Бунт и фрустрация вызывают к жизни мемуары, авторы которых стремятся оправдать себя. Эти автобиографии весьма далеки от смиренных христологических повествований о пути по божьему призванию. Однако в Англии квакерам удается сочетать дух христианского смирения и сознательный вызов условностям. Желание рассказать о себе может быть вызвано страданиями, одиночеством, болезнью, страстью к преувеличениям и даже безумием[81]. Цель авторов — не беседа с читателем: многие мемуары были опубликованы лишь после смерти их создателей, а некоторые так и остались в рукописи. Главной целью пишущих было, очевидно, стремление увидеть причины своих неудач сквозь призму собственного «я», вернее, попытка оправдаться в собственных глазах. Сам процесс письма помогал восстановить заново собственную личность, разрушенную в испытаниях, как это было у королевы Марго или у де Монлюка. Человек, взявшийся за повествование о себе, держит отчет только перед самим собой. Он — единственный судья своим поступкам. При этом правда иногда искажается или несколько приукрашивается, так как автор в первую очередь хочет переосмыслить отношения с самим собой, свои представления о чистом и нечистом, о добре и зле, а также заново провести границу между собой и другими. Здесь есть известная гордыня; не случайно исповедники предостерегают от чрезмерного самоуглубления, если оно не связано с соотношением собственного пути и пути Христа.

Что же говорить о женщинах, чья природа уже сама по себе греховна в глазах окружающих? В этом католики и протестанты были едины, хотя протестанты оставили женщинам чуть больше жизненного пространства.

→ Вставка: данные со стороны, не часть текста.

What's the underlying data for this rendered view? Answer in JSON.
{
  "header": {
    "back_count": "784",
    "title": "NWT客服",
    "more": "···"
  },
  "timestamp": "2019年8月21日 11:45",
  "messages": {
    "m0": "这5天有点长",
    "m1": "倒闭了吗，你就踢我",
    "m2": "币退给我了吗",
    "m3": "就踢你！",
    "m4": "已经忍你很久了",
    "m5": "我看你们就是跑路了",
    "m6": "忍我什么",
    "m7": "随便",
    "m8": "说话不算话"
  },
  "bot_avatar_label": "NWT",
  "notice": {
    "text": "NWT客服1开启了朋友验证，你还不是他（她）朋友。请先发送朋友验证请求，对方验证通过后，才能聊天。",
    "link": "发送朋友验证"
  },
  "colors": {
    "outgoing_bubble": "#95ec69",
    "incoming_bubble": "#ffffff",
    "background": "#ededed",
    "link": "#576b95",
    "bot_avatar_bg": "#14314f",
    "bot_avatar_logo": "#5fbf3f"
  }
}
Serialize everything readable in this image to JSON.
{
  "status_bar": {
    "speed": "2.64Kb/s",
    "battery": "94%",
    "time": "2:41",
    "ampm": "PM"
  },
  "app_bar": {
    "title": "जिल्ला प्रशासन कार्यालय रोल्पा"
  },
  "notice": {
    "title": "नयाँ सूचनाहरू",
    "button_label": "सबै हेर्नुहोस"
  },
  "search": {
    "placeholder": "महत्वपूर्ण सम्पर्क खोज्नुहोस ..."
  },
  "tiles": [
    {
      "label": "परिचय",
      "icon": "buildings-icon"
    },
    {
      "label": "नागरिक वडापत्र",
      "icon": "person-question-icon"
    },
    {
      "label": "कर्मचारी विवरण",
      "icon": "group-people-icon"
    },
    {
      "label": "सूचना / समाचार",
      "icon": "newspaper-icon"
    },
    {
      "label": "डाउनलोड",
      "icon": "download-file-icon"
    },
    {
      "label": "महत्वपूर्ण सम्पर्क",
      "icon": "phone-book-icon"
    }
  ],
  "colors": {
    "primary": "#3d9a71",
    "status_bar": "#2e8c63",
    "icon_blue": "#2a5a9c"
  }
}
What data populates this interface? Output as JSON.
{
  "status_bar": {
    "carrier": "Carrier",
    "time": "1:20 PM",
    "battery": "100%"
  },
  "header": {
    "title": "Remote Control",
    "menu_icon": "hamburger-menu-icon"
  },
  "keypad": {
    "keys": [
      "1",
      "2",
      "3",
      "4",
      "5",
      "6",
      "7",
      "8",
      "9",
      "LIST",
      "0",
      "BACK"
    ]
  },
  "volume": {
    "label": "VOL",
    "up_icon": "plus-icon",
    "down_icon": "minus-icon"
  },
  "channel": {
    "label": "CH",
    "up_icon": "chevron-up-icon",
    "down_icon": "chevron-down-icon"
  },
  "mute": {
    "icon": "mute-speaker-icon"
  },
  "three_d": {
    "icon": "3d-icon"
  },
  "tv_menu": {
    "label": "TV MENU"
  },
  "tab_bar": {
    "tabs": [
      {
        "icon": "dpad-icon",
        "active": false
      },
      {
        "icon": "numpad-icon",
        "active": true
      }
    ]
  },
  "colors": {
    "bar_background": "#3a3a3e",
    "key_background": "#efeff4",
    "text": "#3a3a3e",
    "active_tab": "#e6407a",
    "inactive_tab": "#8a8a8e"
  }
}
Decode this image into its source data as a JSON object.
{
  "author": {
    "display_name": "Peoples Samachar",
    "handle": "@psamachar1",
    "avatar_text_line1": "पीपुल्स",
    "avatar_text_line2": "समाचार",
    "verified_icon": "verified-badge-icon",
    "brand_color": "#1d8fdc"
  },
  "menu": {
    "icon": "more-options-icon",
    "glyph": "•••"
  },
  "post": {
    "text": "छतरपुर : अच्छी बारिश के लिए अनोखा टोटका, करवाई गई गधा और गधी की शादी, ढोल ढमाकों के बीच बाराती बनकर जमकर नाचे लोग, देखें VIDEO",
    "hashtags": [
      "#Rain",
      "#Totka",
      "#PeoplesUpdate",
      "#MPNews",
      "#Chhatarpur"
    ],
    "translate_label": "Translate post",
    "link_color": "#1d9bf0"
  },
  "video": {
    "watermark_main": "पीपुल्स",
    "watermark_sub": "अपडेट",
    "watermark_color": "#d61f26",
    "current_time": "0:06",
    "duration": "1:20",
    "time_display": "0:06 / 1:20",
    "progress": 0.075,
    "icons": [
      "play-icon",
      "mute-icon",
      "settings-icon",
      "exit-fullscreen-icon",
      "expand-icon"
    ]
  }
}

Какой душевной силой должна была обладать та, что отказалась склониться перед мужем, спрятать свои знания и умения и заявила во всеуслышание о своей непохожести на других?

СО СТОРОНЫ ЖЕНЩИНЫ

Если Субъект-мужчина с таким трудом выстраивал свою личность в XVI–XVII веках, то со стороны женщины — «утлого судна» (weaker vessel) — подобное предприятие было неминуемо обречено на провал. Выражение weaker vessel появилось в английском языке в 1526 году в переводе Нового Завета Тиндалом. К 1600 году так обозначается женский пол вообще, это выражение использует и Шекспир[82]. Католическая Франция тоже не остается в стороне. Как повсюду в Европе, во Франции женщина рассматривается как самое хрупкое из Божьих созданий в человеческой паре. Я не хочу применять здесь термин «гендерные исследования», употребляемый в англоязычных странах. Дело в том, что моя задача — выявить сложные, меняющиеся во времени взаимоотношения между полами. Просто истории мужчин или истории женщин будет недостаточно, так как взаимоотношения мужчин и женщин составляют систему, где изменения в одной части влекут за собой сдвиг всего целого.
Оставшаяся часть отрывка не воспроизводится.